PS: $\lVert(x,y,z)\lVert$ is the 2-norm.
The solid angle of $S$ is the area of $\varphi(S)$. I'm asked to show that the solid angle is $$\Bigg|\int_{a_1}^{b_1}\int_{a_2}^{b_2}\frac{1}{\lVert(\psi(s,t))\lVert^3}\psi(s,t)\cdot\big(\psi_s(s,t)\times\psi_t(s,t)\big)dtds\Bigg|. $$
$\textbf{My trial:}$ I started noting that $$\frac{\partial(\varphi\circ\psi)_i}{\partial s}=\frac{1}{\lVert\psi\lVert^3}\Bigg(\lVert\psi\lVert^2\frac{\partial\psi_i}{\partial s}-\psi_i(\psi_s\cdot\psi)\Bigg)$$ for $i=1,2,3$, and analogous for variable $t$. I simplified the notation doing $\psi=\psi(s,t)$, $\psi_s=\bigg(\frac{\partial\psi_1}{\partial s}(s,t),\frac{\partial\psi_2}{\partial s}(s,t),\frac{\partial\psi_3}{\partial s}(s,t)\bigg)$ and $\psi_i$ is the ith coordinate of $\psi(s,t)$.
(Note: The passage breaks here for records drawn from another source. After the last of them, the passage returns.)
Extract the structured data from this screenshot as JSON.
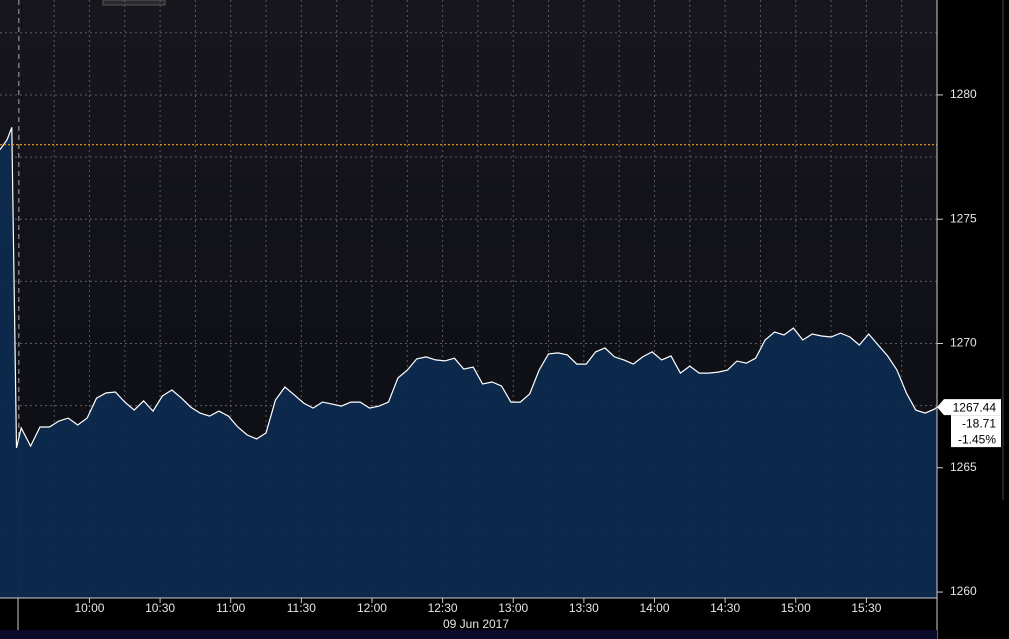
{
  "chart_data": {
    "type": "area",
    "xlabel": "09 Jun 2017",
    "x": [
      "09:22",
      "09:25",
      "09:27",
      "09:29",
      "09:31",
      "09:35",
      "09:39",
      "09:43",
      "09:47",
      "09:51",
      "09:55",
      "09:59",
      "10:03",
      "10:07",
      "10:11",
      "10:15",
      "10:19",
      "10:23",
      "10:27",
      "10:31",
      "10:35",
      "10:39",
      "10:43",
      "10:47",
      "10:51",
      "10:55",
      "10:59",
      "11:03",
      "11:07",
      "11:11",
      "11:15",
      "11:19",
      "11:23",
      "11:27",
      "11:31",
      "11:35",
      "11:39",
      "11:43",
      "11:47",
      "11:51",
      "11:55",
      "11:59",
      "12:03",
      "12:07",
      "12:11",
      "12:15",
      "12:19",
      "12:23",
      "12:27",
      "12:31",
      "12:35",
      "12:39",
      "12:43",
      "12:47",
      "12:51",
      "12:55",
      "12:59",
      "13:03",
      "13:07",
      "13:11",
      "13:15",
      "13:19",
      "13:23",
      "13:27",
      "13:31",
      "13:35",
      "13:39",
      "13:43",
      "13:47",
      "13:51",
      "13:55",
      "13:59",
      "14:03",
      "14:07",
      "14:11",
      "14:15",
      "14:19",
      "14:23",
      "14:27",
      "14:31",
      "14:35",
      "14:39",
      "14:43",
      "14:47",
      "14:51",
      "14:55",
      "14:59",
      "15:03",
      "15:07",
      "15:11",
      "15:15",
      "15:19",
      "15:23",
      "15:27",
      "15:31",
      "15:35",
      "15:39",
      "15:43",
      "15:47",
      "15:51",
      "15:55",
      "15:59",
      "16:00"
    ],
    "values": [
      1277.8,
      1278.2,
      1278.7,
      1265.8,
      1266.6,
      1265.87,
      1266.64,
      1266.64,
      1266.88,
      1267.0,
      1266.72,
      1267.0,
      1267.8,
      1268.01,
      1268.05,
      1267.64,
      1267.32,
      1267.69,
      1267.28,
      1267.89,
      1268.13,
      1267.81,
      1267.44,
      1267.2,
      1267.08,
      1267.28,
      1267.08,
      1266.64,
      1266.32,
      1266.16,
      1266.4,
      1267.72,
      1268.25,
      1267.93,
      1267.6,
      1267.4,
      1267.64,
      1267.56,
      1267.48,
      1267.64,
      1267.64,
      1267.4,
      1267.48,
      1267.64,
      1268.61,
      1268.93,
      1269.38,
      1269.46,
      1269.34,
      1269.3,
      1269.41,
      1268.97,
      1269.05,
      1268.37,
      1268.45,
      1268.29,
      1267.64,
      1267.64,
      1267.97,
      1268.93,
      1269.58,
      1269.62,
      1269.54,
      1269.17,
      1269.17,
      1269.66,
      1269.82,
      1269.46,
      1269.34,
      1269.17,
      1269.46,
      1269.66,
      1269.34,
      1269.5,
      1268.81,
      1269.09,
      1268.81,
      1268.81,
      1268.85,
      1268.93,
      1269.29,
      1269.21,
      1269.41,
      1270.14,
      1270.46,
      1270.34,
      1270.62,
      1270.14,
      1270.38,
      1270.3,
      1270.26,
      1270.42,
      1270.26,
      1269.94,
      1270.38,
      1269.94,
      1269.5,
      1268.93,
      1268.01,
      1267.32,
      1267.2,
      1267.36,
      1267.44
    ],
    "line_color": "#ffffff",
    "fill_color": "#0d2b4f",
    "xlim": [
      "09:22",
      "16:00"
    ],
    "xticks": [
      "10:00",
      "10:30",
      "11:00",
      "11:30",
      "12:00",
      "12:30",
      "13:00",
      "13:30",
      "14:00",
      "14:30",
      "15:00",
      "15:30"
    ],
    "x_gridlines": [
      "09:30",
      "09:45",
      "10:00",
      "10:15",
      "10:30",
      "10:45",
      "11:00",
      "11:15",
      "11:30",
      "11:45",
      "12:00",
      "12:15",
      "12:30",
      "12:45",
      "13:00",
      "13:15",
      "13:30",
      "13:45",
      "14:00",
      "14:15",
      "14:30",
      "14:45",
      "15:00",
      "15:15",
      "15:30",
      "15:45"
    ],
    "ylim": [
      1259.76,
      1283.82
    ],
    "yticks": [
      1260,
      1265,
      1270,
      1275,
      1280
    ],
    "y_gridlines": [
      1260,
      1262.5,
      1265,
      1267.5,
      1270,
      1272.5,
      1275,
      1277.5,
      1280,
      1282.5
    ],
    "grid": true,
    "reference_line": {
      "value": 1278,
      "color": "#d9901e"
    },
    "last_price": {
      "price": "1267.44",
      "change": "-18.71",
      "change_pct": "-1.45%"
    }
  }
}
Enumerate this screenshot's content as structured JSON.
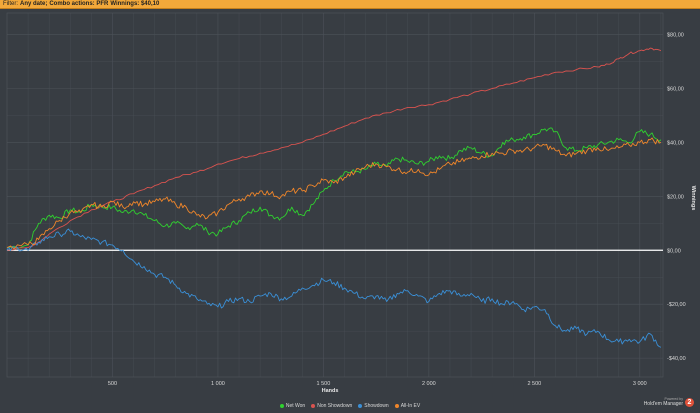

I can parameterize $\varphi(S)$ using the composite $\varphi\circ\psi$, and the following expression gives the area of the parameterized surface $\varphi(S)$: $$\int_{a_1}^{b_1}\int_{a_2}^{b_2}\Bigg\lVert\Bigg(\frac{\partial(\varphi\circ\psi)_1,}{\partial s}\frac{\partial(\varphi\circ\psi)_2}{\partial s},\frac{\partial(\varphi\circ\psi)_3}{\partial s}\Bigg)\times\Bigg(\frac{\partial(\varphi\circ\psi)_1,}{\partial t}\frac{\partial(\varphi\circ\psi)_2}{\partial t},\frac{\partial(\varphi\circ\psi)_3}{\partial t}\Bigg)\Bigg\lVert dtds $$ I think the absolute value we have is to take care of some orientation issue. Anyway, using the initial relation and doing the calculations in this integral, we get $$\int_{a_1}^{b_1}\int_{a_2}^{b_2}\frac{1}{\lVert\psi\lVert^3}\Big\lVert \lVert\psi\lVert(\psi_s\times\psi_t)-\lVert\psi\lVert^{-1}\Big((\psi_t\cdot\psi)(\psi_s\times\psi)-(\psi_s\cdot\psi)(\psi_t\times\psi)\Big)\Big\lVert dtds= $$ $$=\int_{a_1}^{b_1}\int_{a_2}^{b_2}\frac{1}{\lVert\psi\lVert^3}\Big\lVert \lVert\psi\lVert(\psi_s\times\psi_t)-\lVert\psi\lVert^{-1}\Big(\big((\psi_t\cdot\psi)\psi_s-(\psi_s\cdot\psi)\psi_t\big)\times\psi\Big)\Big\lVert dtds $$ I don't know what to do from here, thanks.